Car servicing costs could become more expensive and it may be necessary to pay more for other services that rely on such data, from independent repair centres to "pay-as-you-drive" insurance companies.

Modern cars are effectively computers on wheels, full of sensors measuring everything from the wear and tear on your brake pads to fuel efficiency.
They are capable of communicating wirelessly with manufacturers, traffic management systems, and other vehicles in real time.

Thus the car's manufacturer probably knows where it's been, how fast it was driven, and how soon long before it is likely to need a service, and wants to turn this knowledge in to money.

"While the manufacturer is monitoring the car, it has the power to recommend its own spare parts. This is a privileged position and would distort the market," says Neil Pattemore, technical director at FIGIEFA, the European association representing car parts retailers and repair shops.

"We exist to offer consumers choice - it's about freedom of where you want to get your car repaired."

The European Automobile Manufacturers Association (ACEA) is arguing that car makers should be allowed to send all this "in-vehicle" data to their own cloud platforms and control who has access to it and under what terms.

Allowing "direct third-party access to vehicular electronic systems would jeopardise safety, (cyber)security and vehicle integrity", it argues.

They also fear that allowing third parties to peer in to their cars' "brains" would jeopardise "trade secrets, know-how or information covered by intellectual property rights".

But a growing number of industry bodies think this has more to do with manufacturers trying to control a potentially lucrative business.

At the moment all cars have to have an onboard diagnostic (OBD) port.
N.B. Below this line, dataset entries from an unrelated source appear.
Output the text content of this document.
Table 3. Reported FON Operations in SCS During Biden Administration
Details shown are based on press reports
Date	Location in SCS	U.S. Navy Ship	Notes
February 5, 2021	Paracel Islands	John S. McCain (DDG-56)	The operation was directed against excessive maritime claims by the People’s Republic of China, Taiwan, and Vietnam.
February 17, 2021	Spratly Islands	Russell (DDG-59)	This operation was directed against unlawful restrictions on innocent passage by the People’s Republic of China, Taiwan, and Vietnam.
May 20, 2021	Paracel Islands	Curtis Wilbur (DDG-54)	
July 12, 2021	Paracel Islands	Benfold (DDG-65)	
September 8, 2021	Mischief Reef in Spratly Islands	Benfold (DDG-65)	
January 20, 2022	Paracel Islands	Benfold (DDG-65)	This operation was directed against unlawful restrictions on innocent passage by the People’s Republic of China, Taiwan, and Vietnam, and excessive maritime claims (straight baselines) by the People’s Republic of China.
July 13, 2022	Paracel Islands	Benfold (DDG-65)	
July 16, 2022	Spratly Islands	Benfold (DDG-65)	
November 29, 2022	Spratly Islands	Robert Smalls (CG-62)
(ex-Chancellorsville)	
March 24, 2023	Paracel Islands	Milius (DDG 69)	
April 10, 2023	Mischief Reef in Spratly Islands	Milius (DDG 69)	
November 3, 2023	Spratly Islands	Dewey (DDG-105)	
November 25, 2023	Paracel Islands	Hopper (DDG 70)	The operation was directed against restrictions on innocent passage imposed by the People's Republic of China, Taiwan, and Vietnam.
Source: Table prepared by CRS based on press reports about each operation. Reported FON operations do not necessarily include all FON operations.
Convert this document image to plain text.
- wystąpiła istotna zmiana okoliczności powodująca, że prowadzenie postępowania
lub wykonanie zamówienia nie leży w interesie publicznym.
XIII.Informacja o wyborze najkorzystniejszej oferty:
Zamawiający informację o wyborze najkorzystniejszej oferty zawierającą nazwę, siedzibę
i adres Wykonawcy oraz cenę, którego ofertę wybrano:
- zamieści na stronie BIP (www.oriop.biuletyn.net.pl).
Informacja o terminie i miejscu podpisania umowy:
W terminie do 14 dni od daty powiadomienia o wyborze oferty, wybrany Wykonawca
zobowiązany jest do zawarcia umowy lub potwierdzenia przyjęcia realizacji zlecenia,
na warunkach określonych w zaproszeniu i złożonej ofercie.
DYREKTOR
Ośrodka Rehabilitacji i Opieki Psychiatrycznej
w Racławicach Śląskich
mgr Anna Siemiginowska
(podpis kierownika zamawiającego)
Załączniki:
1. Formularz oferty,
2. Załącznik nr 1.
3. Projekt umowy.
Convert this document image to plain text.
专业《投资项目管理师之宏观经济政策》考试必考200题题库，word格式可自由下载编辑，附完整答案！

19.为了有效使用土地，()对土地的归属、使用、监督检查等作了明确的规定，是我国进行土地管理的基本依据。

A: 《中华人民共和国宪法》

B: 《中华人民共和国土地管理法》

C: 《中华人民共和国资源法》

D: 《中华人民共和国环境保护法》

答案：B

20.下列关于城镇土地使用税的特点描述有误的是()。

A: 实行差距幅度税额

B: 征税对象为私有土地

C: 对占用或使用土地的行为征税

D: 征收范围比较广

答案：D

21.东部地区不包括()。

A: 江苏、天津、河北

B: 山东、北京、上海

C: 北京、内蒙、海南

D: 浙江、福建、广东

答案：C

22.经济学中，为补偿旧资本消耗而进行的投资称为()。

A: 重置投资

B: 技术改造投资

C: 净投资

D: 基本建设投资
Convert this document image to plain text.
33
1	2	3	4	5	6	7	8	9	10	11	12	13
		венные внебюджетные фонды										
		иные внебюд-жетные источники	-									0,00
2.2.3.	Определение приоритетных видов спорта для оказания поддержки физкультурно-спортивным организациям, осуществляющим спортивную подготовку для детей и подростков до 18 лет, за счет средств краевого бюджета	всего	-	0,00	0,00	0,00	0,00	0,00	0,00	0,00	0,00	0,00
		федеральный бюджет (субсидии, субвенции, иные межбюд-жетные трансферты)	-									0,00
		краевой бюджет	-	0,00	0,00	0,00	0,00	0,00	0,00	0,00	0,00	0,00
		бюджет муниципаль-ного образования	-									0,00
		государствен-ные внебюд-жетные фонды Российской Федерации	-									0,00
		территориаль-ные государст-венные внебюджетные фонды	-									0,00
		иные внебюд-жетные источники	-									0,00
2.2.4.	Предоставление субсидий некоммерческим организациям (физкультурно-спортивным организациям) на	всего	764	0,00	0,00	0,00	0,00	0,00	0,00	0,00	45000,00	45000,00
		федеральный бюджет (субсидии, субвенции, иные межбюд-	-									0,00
This allows mechanics to plug in a cable and access the data stored in the car's computer or electronic control unit (ECU).

Under European law every manufacturer has to fit one, primarily so testers can gain access to emissions data and check that the vehicles comply with pollution regulations.

But, obviously, mechanics can only access the OBD when the vehicle is stationary. So unless they can access this diagnostics data wirelessly, they say they will be at a competitive disadvantage.

The ACEA says manufacturers would be prepared to share this kind of data with third parties through their own cloud servers or via "neutral" servers operated by other companies.

The aftermarket industry wants equal access to this wireless in-vehicle data and believes the technology is already here that could provide it securely.

Public cloud providers like Amazon Web Services and Microsoft Azure run programs called hypervisors that create virtual machines on computer servers. These virtual machines enable many different clients to store their data safely and separately on one computer, thereby saving computing resources.

"Cars could also run hypervisors that allow virtual environments and enable third parties to access car data in a safe and secure way," says FIGIEFA's Mr Pattemore.

Several other industry bodies - Cecra, FiA, ADPA, Leaseurope and others - agree, saying that an "in-vehicle interoperable, standardised, secure and open-access platform" would be preferable to preserve a competitive market.